Poiché siamo in un mondo più violento di ieri, i giovani pensano di proteggersi armandosi a loro volta. Ma la violenza non si batte in questo modo
La strage di Graz, in cui un ragazzo di 21 anni è entrato in una scuola austriaca armato di pistola e fucile uccidendo una decina di giovani, e l’omicidio in Francia, a Nogent, di una collaboratrice scolastica, Mélanie – accoltellata da un quattordicenne mentre controllava gli zaini all’ingresso – sono solo gli ultimi segnali di un malessere profondo, un disagio che anche piuttosto velocemente sta sfociando in violenza.
Potrebbe essere facile ricondurre tutto all’estrema facilità con cui è possibile trovare le armi, al bullismo e ad altri fattori scatenanti, ma così non si affronterebbe il problema primario che è principalmente educativo.
Qualche anno fa, durante alcune lezioni in una quarta superiore, cercai a lungo di spiegare perché fosse profondamente sbagliato girare con un coltello in tasca. Ogni mio tentativo si scontrava con obiezioni da parte degli studenti:
“Può essere pericoloso se ti trovi in certe situazioni”, “Prof, dovrebbe vedere che tipo di gente gira in discoteca, devo difendere me e la mia ragazza”, “Se ti fermano i carabinieri rischi grosso”, “Prof, un sacco di ragazzi girano con coltelli e droga in gruppi pericolosi, ma non gli fanno nulla. Io no, è più difficile che fermino me”.
Sembrava impossibile far breccia. E in un contesto come quello attuale, in cui la violenza, la guerra e perfino il male più insensato, sembrano bussare ogni giorno alla nostra porta, è ancora più difficile.
Ma poi, se ci pensiamo, chi tra noi adulti non ha mai pensato di blindare casa per proteggere la propria famiglia? Chi non ha considerato di acquistare qualcosa per difendere la figlia adolescente da possibili aggressori? Chi non si organizza per andare a prendere i figli dopo una serata in discoteca o non controlla compulsivamente la loro posizione sul telefono per assicurarsi che stiano bene?
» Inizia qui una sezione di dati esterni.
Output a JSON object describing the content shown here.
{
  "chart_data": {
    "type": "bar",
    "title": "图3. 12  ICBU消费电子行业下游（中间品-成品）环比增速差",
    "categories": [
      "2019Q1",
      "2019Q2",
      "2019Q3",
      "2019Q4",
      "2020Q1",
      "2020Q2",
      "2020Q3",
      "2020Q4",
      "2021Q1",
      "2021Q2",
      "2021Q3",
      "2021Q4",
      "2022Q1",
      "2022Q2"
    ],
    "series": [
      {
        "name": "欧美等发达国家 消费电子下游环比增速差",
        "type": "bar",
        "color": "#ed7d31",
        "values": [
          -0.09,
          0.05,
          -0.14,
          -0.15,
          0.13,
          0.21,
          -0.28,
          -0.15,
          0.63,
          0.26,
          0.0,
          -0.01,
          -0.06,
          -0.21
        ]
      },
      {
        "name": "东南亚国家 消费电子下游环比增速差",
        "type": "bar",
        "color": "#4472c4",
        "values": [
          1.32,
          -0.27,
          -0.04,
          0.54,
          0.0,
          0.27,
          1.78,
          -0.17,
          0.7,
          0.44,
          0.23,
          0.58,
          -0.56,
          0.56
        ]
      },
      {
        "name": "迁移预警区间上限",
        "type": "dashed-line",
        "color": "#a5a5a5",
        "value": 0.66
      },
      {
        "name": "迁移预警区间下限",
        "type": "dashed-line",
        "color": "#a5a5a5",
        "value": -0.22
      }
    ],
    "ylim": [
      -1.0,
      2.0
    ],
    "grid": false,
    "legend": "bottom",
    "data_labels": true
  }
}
Il problema è educativo, sempre. Viviamo nella paura di perdere qualcosa o qualcuno, e trasmettiamo questa paura ai nostri figli.
Anch’io sono stato adolescente, e anch’io pensavo che la forza consistesse nel riuscire a sopraffare l’altro nei momenti difficili. Il coltello poteva sembrare un’opzione possibile, tra le tante.
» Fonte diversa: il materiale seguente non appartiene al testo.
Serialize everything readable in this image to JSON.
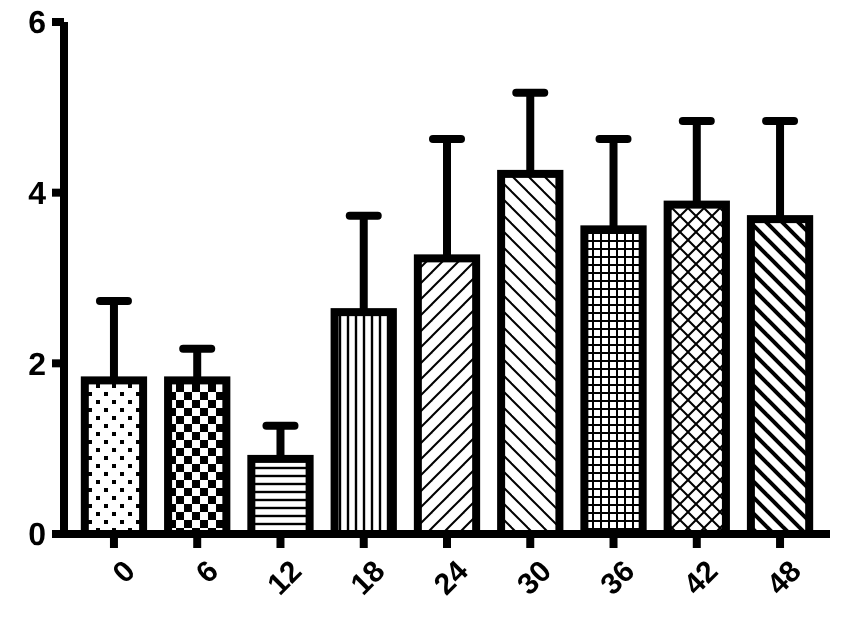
{
  "chart_data": {
    "type": "bar",
    "categories": [
      "0",
      "6",
      "12",
      "18",
      "24",
      "30",
      "36",
      "42",
      "48"
    ],
    "values": [
      1.8,
      1.8,
      0.88,
      2.6,
      3.23,
      4.22,
      3.57,
      3.86,
      3.69
    ],
    "errors": [
      [
        1.8,
        2.73
      ],
      [
        1.8,
        2.17
      ],
      [
        0.88,
        1.27
      ],
      [
        2.6,
        3.73
      ],
      [
        3.23,
        4.63
      ],
      [
        4.22,
        5.17
      ],
      [
        3.57,
        4.63
      ],
      [
        3.86,
        4.84
      ],
      [
        3.69,
        4.84
      ]
    ],
    "color": "#000000",
    "ylim": [
      0,
      6
    ],
    "yticks": [
      0,
      2,
      4,
      6
    ],
    "grid": false
  }
}
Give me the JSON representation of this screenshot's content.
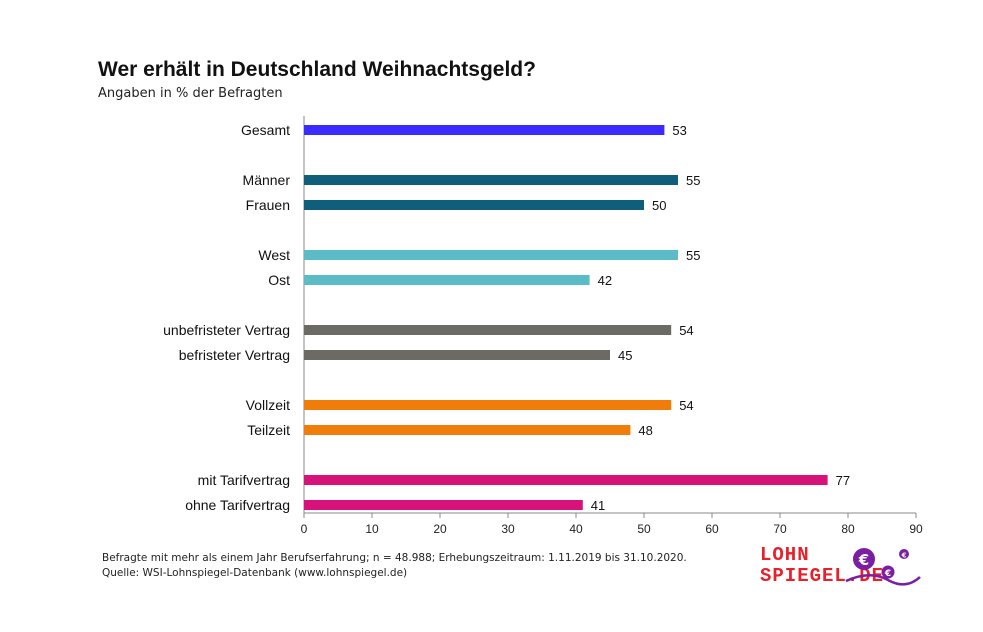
{
  "title": "Wer erhält in Deutschland Weihnachtsgeld?",
  "subtitle": "Angaben in % der Befragten",
  "footnote": {
    "line1": "Befragte mit mehr als einem Jahr Berufserfahrung; n = 48.988; Erhebungszeitraum: 1.11.2019 bis 31.10.2020.",
    "line2": "Quelle: WSI-Lohnspiegel-Datenbank  (www.lohnspiegel.de)"
  },
  "logo": {
    "line1": "LOHN",
    "line2": "SPIEGEL.DE",
    "color": "#e8202a",
    "accent": "#7a1fa2",
    "icon": "euro-coins-icon"
  },
  "chart_data": {
    "type": "bar",
    "orientation": "horizontal",
    "categories": [
      "Gesamt",
      "Männer",
      "Frauen",
      "West",
      "Ost",
      "unbefristeter Vertrag",
      "befristeter Vertrag",
      "Vollzeit",
      "Teilzeit",
      "mit Tarifvertrag",
      "ohne Tarifvertrag"
    ],
    "values": [
      53,
      55,
      50,
      55,
      42,
      54,
      45,
      54,
      48,
      77,
      41
    ],
    "colors": [
      "#3b2bff",
      "#0f5f7a",
      "#0f5f7a",
      "#5bbcc8",
      "#5bbcc8",
      "#6b6b64",
      "#6b6b64",
      "#f07d0a",
      "#f07d0a",
      "#d7127a",
      "#d7127a"
    ],
    "groups": [
      [
        0
      ],
      [
        1,
        2
      ],
      [
        3,
        4
      ],
      [
        5,
        6
      ],
      [
        7,
        8
      ],
      [
        9,
        10
      ]
    ],
    "xlim": [
      0,
      90
    ],
    "xticks": [
      0,
      10,
      20,
      30,
      40,
      50,
      60,
      70,
      80,
      90
    ],
    "grid": false,
    "data_labels": true
  }
}
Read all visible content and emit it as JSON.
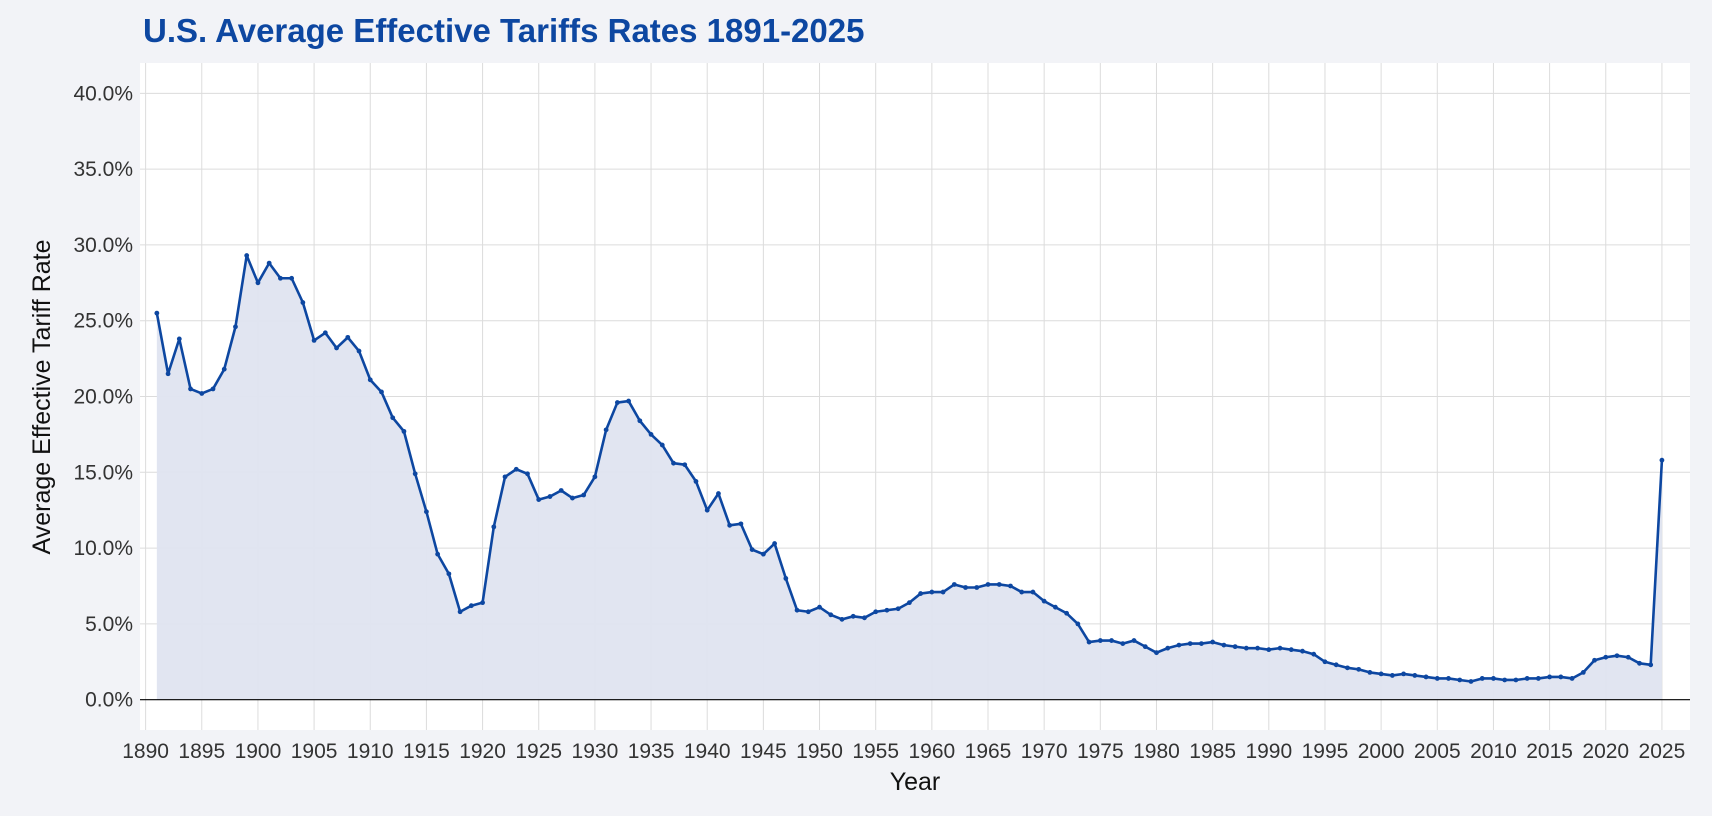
{
  "colors": {
    "page_background": "#f2f3f7",
    "plot_background": "#ffffff",
    "grid": "#dcdcdc",
    "line": "#0d47a1",
    "fill": "#dfe4f0",
    "title": "#0d47a1",
    "zero_line": "#000000"
  },
  "chart_data": {
    "type": "area",
    "title": "U.S. Average Effective Tariffs Rates 1891-2025",
    "xlabel": "Year",
    "ylabel": "Average Effective Tariff Rate",
    "xlim": [
      1889.5,
      2027.5
    ],
    "ylim": [
      -2.0,
      42.0
    ],
    "grid": true,
    "x_ticks": [
      1890,
      1895,
      1900,
      1905,
      1910,
      1915,
      1920,
      1925,
      1930,
      1935,
      1940,
      1945,
      1950,
      1955,
      1960,
      1965,
      1970,
      1975,
      1980,
      1985,
      1990,
      1995,
      2000,
      2005,
      2010,
      2015,
      2020,
      2025
    ],
    "x_tick_labels": [
      "1890",
      "1895",
      "1900",
      "1905",
      "1910",
      "1915",
      "1920",
      "1925",
      "1930",
      "1935",
      "1940",
      "1945",
      "1950",
      "1955",
      "1960",
      "1965",
      "1970",
      "1975",
      "1980",
      "1985",
      "1990",
      "1995",
      "2000",
      "2005",
      "2010",
      "2015",
      "2020",
      "2025"
    ],
    "y_ticks": [
      0,
      5,
      10,
      15,
      20,
      25,
      30,
      35,
      40
    ],
    "y_tick_labels": [
      "0.0%",
      "5.0%",
      "10.0%",
      "15.0%",
      "20.0%",
      "25.0%",
      "30.0%",
      "35.0%",
      "40.0%"
    ],
    "series": [
      {
        "name": "Average Effective Tariff Rate",
        "x": [
          1891,
          1892,
          1893,
          1894,
          1895,
          1896,
          1897,
          1898,
          1899,
          1900,
          1901,
          1902,
          1903,
          1904,
          1905,
          1906,
          1907,
          1908,
          1909,
          1910,
          1911,
          1912,
          1913,
          1914,
          1915,
          1916,
          1917,
          1918,
          1919,
          1920,
          1921,
          1922,
          1923,
          1924,
          1925,
          1926,
          1927,
          1928,
          1929,
          1930,
          1931,
          1932,
          1933,
          1934,
          1935,
          1936,
          1937,
          1938,
          1939,
          1940,
          1941,
          1942,
          1943,
          1944,
          1945,
          1946,
          1947,
          1948,
          1949,
          1950,
          1951,
          1952,
          1953,
          1954,
          1955,
          1956,
          1957,
          1958,
          1959,
          1960,
          1961,
          1962,
          1963,
          1964,
          1965,
          1966,
          1967,
          1968,
          1969,
          1970,
          1971,
          1972,
          1973,
          1974,
          1975,
          1976,
          1977,
          1978,
          1979,
          1980,
          1981,
          1982,
          1983,
          1984,
          1985,
          1986,
          1987,
          1988,
          1989,
          1990,
          1991,
          1992,
          1993,
          1994,
          1995,
          1996,
          1997,
          1998,
          1999,
          2000,
          2001,
          2002,
          2003,
          2004,
          2005,
          2006,
          2007,
          2008,
          2009,
          2010,
          2011,
          2012,
          2013,
          2014,
          2015,
          2016,
          2017,
          2018,
          2019,
          2020,
          2021,
          2022,
          2023,
          2024,
          2025
        ],
        "values": [
          25.5,
          21.5,
          23.8,
          20.5,
          20.2,
          20.5,
          21.8,
          24.6,
          29.3,
          27.5,
          28.8,
          27.8,
          27.8,
          26.2,
          23.7,
          24.2,
          23.2,
          23.9,
          23.0,
          21.1,
          20.3,
          18.6,
          17.7,
          14.9,
          12.4,
          9.6,
          8.3,
          5.8,
          6.2,
          6.4,
          11.4,
          14.7,
          15.2,
          14.9,
          13.2,
          13.4,
          13.8,
          13.3,
          13.5,
          14.7,
          17.8,
          19.6,
          19.7,
          18.4,
          17.5,
          16.8,
          15.6,
          15.5,
          14.4,
          12.5,
          13.6,
          11.5,
          11.6,
          9.9,
          9.6,
          10.3,
          8.0,
          5.9,
          5.8,
          6.1,
          5.6,
          5.3,
          5.5,
          5.4,
          5.8,
          5.9,
          6.0,
          6.4,
          7.0,
          7.1,
          7.1,
          7.6,
          7.4,
          7.4,
          7.6,
          7.6,
          7.5,
          7.1,
          7.1,
          6.5,
          6.1,
          5.7,
          5.0,
          3.8,
          3.9,
          3.9,
          3.7,
          3.9,
          3.5,
          3.1,
          3.4,
          3.6,
          3.7,
          3.7,
          3.8,
          3.6,
          3.5,
          3.4,
          3.4,
          3.3,
          3.4,
          3.3,
          3.2,
          3.0,
          2.5,
          2.3,
          2.1,
          2.0,
          1.8,
          1.7,
          1.6,
          1.7,
          1.6,
          1.5,
          1.4,
          1.4,
          1.3,
          1.2,
          1.4,
          1.4,
          1.3,
          1.3,
          1.4,
          1.4,
          1.5,
          1.5,
          1.4,
          1.8,
          2.6,
          2.8,
          2.9,
          2.8,
          2.4,
          2.3,
          15.8
        ]
      }
    ]
  }
}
Ma la verità è che, per vivere oggi, serve fede. Nella mia esperienza di adolescente una compagnia di amici, guidata al bene, al confronto, al dialogo (anche con chi la pensava diversamente da me), alla realizzazione di gesti ed eventi che avessero a tema la bellezza o l’amore per il prossimo sono stati fondanti di una certezza di fede per la vita.
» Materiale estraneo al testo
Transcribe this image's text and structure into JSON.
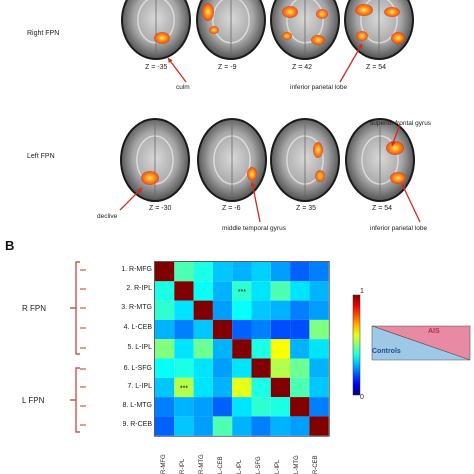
{
  "panel_a": {
    "rows": [
      {
        "label": "Right FPN",
        "slices": [
          {
            "z": "Z = -35",
            "annotation": "culm"
          },
          {
            "z": "Z = -9",
            "annotation": ""
          },
          {
            "z": "Z = 42",
            "annotation": "inferior parietal lobe"
          },
          {
            "z": "Z = 54",
            "annotation": ""
          }
        ]
      },
      {
        "label": "Left FPN",
        "slices": [
          {
            "z": "Z = -30",
            "annotation": "declive"
          },
          {
            "z": "Z = -6",
            "annotation": "middle temporal gyrus"
          },
          {
            "z": "Z = 35",
            "annotation": ""
          },
          {
            "z": "Z = 54",
            "annotation": "superior frontal gyrus"
          }
        ],
        "extra_annotation": "inferior parietal lobe"
      }
    ]
  },
  "panel_b": {
    "letter": "B",
    "groups": [
      {
        "label": "R FPN",
        "rois": [
          "1. R-MFG",
          "2. R-IPL",
          "3. R-MTG",
          "4. L-CEB",
          "5. L-IPL"
        ]
      },
      {
        "label": "L FPN",
        "rois": [
          "6. L-SFG",
          "7. L-IPL",
          "8. L-MTG",
          "9. R-CEB"
        ]
      }
    ],
    "x_ticks": [
      "R-MFG",
      "R-IPL",
      "R-MTG",
      "L-CEB",
      "L-IPL",
      "L-SFG",
      "L-IPL",
      "L-MTG",
      "R-CEB"
    ],
    "significance_mark": "***",
    "colorbar": {
      "max": "1",
      "min": "0"
    },
    "legend": {
      "upper": "AIS",
      "lower": "Controls",
      "upper_color": "#e88aa3",
      "lower_color": "#9ec9e6"
    }
  },
  "chart_data": {
    "type": "heatmap",
    "title": "",
    "xlabel": "",
    "ylabel": "",
    "rows": [
      "1. R-MFG",
      "2. R-IPL",
      "3. R-MTG",
      "4. L-CEB",
      "5. L-IPL",
      "6. L-SFG",
      "7. L-IPL",
      "8. L-MTG",
      "9. R-CEB"
    ],
    "columns": [
      "R-MFG",
      "R-IPL",
      "R-MTG",
      "L-CEB",
      "L-IPL",
      "L-SFG",
      "L-IPL",
      "L-MTG",
      "R-CEB"
    ],
    "range": [
      0,
      1
    ],
    "values": [
      [
        1.0,
        0.45,
        0.4,
        0.32,
        0.3,
        0.33,
        0.28,
        0.22,
        0.25
      ],
      [
        0.4,
        1.0,
        0.38,
        0.3,
        0.42,
        0.35,
        0.45,
        0.35,
        0.3
      ],
      [
        0.42,
        0.35,
        1.0,
        0.28,
        0.38,
        0.32,
        0.3,
        0.25,
        0.28
      ],
      [
        0.3,
        0.25,
        0.32,
        1.0,
        0.22,
        0.25,
        0.2,
        0.2,
        0.5
      ],
      [
        0.5,
        0.35,
        0.48,
        0.3,
        1.0,
        0.4,
        0.62,
        0.3,
        0.35
      ],
      [
        0.38,
        0.4,
        0.35,
        0.28,
        0.35,
        1.0,
        0.55,
        0.48,
        0.3
      ],
      [
        0.32,
        0.55,
        0.35,
        0.3,
        0.6,
        0.4,
        1.0,
        0.45,
        0.32
      ],
      [
        0.25,
        0.3,
        0.28,
        0.22,
        0.35,
        0.42,
        0.4,
        1.0,
        0.25
      ],
      [
        0.22,
        0.32,
        0.28,
        0.45,
        0.3,
        0.25,
        0.3,
        0.28,
        1.0
      ]
    ],
    "annotations": [
      {
        "row": "2. R-IPL",
        "column": "L-IPL",
        "text": "***"
      },
      {
        "row": "7. L-IPL",
        "column": "R-IPL",
        "text": "***"
      }
    ]
  }
}
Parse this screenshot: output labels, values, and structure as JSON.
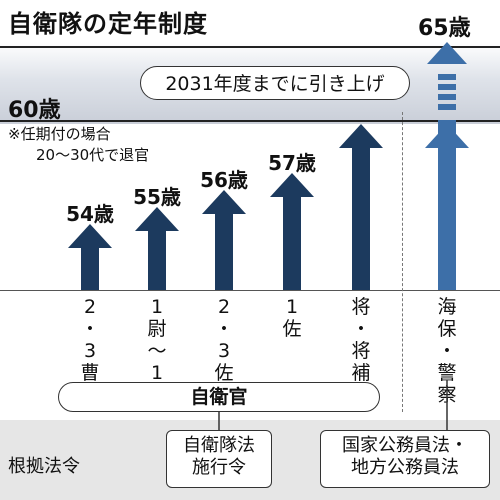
{
  "title": "自衛隊の定年制度",
  "age_60": "60歳",
  "age_65": "65歳",
  "note_line1": "※任期付の場合",
  "note_line2": "20〜30代で退官",
  "callout": "2031年度までに引き上げ",
  "bars": [
    {
      "age_label": "54歳",
      "rank_lines": [
        "2",
        "・",
        "3",
        "曹"
      ]
    },
    {
      "age_label": "55歳",
      "rank_lines": [
        "1",
        "尉",
        "〜",
        "1",
        "曹"
      ]
    },
    {
      "age_label": "56歳",
      "rank_lines": [
        "2",
        "・",
        "3",
        "佐"
      ]
    },
    {
      "age_label": "57歳",
      "rank_lines": [
        "1",
        "佐"
      ]
    },
    {
      "age_label": "",
      "rank_lines": [
        "将",
        "・",
        "将",
        "補"
      ]
    },
    {
      "age_label": "",
      "rank_lines": [
        "海",
        "保",
        "・",
        "警",
        "察"
      ]
    }
  ],
  "group_label": "自衛官",
  "law_label": "根拠法令",
  "law_box1": [
    "自衛隊法",
    "施行令"
  ],
  "law_box2": [
    "国家公務員法・",
    "地方公務員法"
  ],
  "colors": {
    "arrow": "#1c3a5e",
    "arrow_light": "#3d6fa8",
    "band": "#c9ced8",
    "footer": "#e6e6e6"
  }
}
Non una fede ingenua o cieca, che si lascia sopraffare dai più forti, ma una fede ragionata e profonda: la certezza che il bene è possibile, che esiste ed è reale. Una fede che cambia l’uomo e trasforma la realtà in un luogo in cui vale la pena vivere, senza paura.
C’è anche bisogno di una fede certa che questa vita non sia tutto, ma solo un passaggio verso qualcosa di più grande, dove la paura non avrà più spazio.
E, più di tutto, abbiamo bisogno di adulti che non abbiano paura. Adulti capaci di portare questa fede nei luoghi dove vivono i nostri giovani. La scuola è uno di questi luoghi privilegiati.
O ripartiamo da qui per ricostruire la nostra società, o la violenza continuerà a crescere. E presto busserà anche alla nostra porta.